It seems you've already understood up to the step of the exact conditional probability of the reverse diffusion process $q(\mathbf{x}_{t-1}|\mathbf{x}_t, \mathbf{x}_0)$ which is proportional to the exponential of your mentioned 2nd order polynomial with 3 terms per Bayes theorem along with conditional probabilities defined in the forward diffusion process with some mentioned nice property.

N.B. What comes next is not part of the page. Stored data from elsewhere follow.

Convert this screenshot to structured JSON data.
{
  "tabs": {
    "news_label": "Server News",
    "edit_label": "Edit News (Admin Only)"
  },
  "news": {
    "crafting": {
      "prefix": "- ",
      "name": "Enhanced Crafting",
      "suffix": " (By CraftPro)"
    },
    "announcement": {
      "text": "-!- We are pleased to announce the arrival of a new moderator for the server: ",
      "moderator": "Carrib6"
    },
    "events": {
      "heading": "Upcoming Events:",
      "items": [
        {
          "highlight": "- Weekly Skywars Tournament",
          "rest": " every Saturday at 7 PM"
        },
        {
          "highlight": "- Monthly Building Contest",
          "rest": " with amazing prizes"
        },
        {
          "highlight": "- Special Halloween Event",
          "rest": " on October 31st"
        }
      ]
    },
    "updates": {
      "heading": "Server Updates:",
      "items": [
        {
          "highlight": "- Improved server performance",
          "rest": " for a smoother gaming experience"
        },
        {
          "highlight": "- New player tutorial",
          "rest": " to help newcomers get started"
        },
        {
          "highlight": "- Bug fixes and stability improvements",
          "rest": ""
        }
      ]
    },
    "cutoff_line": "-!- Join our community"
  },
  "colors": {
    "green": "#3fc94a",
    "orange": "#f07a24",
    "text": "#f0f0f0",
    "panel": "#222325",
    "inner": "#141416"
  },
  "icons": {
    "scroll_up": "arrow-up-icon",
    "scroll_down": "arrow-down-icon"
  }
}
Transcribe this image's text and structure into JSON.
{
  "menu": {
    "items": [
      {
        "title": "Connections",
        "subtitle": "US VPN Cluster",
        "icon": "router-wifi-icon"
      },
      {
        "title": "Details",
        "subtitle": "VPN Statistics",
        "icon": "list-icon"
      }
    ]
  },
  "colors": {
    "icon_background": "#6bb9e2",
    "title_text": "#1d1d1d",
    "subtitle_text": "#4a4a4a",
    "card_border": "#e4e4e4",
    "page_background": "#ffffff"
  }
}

Since the Gaussian distribution is $f(x)=\frac{1}{\sqrt{2\pi\tilde{\beta}}}\text{exp}(-\frac{(x-\tilde{\mu})^2}{2\tilde{\beta}})$ (consistent with your reference where we use $\tilde{\beta}$ as the variance parameter), apparently to match the above proportional functional form with the Gaussian, one has to match the corresponding coefficients of the 3 terms of the 2nd order polynomial inside $\text{exp}$. Thus you clearly have $-\frac{1}{2\tilde{\beta}}=-\frac{1}{2}(\frac{\alpha_t}{\beta_t}+\frac{1}{1-\bar{\alpha_{t-1}}})$ from matching the leading term. This is nothing but the next line in your reference where you see $\tilde{\beta}_t=1/(\frac{\alpha_t}{\beta_t}+\frac{1}{1-\bar{\alpha_{t-1}}})$.
Similarly from matching the second term you have the functional form of $\tilde{\mu}$ which can also be expressed as $\tilde{\mu_t}(\mathbf{x}_t, \mathbf{x}_0)$, which can be also expressed as $\tilde{\mu_t}(\mathbf{x}_t, \mathbf{\epsilon}_t)$ with the mentioned nice property in the forward diffusion process. Note there's no utility from matching the third constant term here.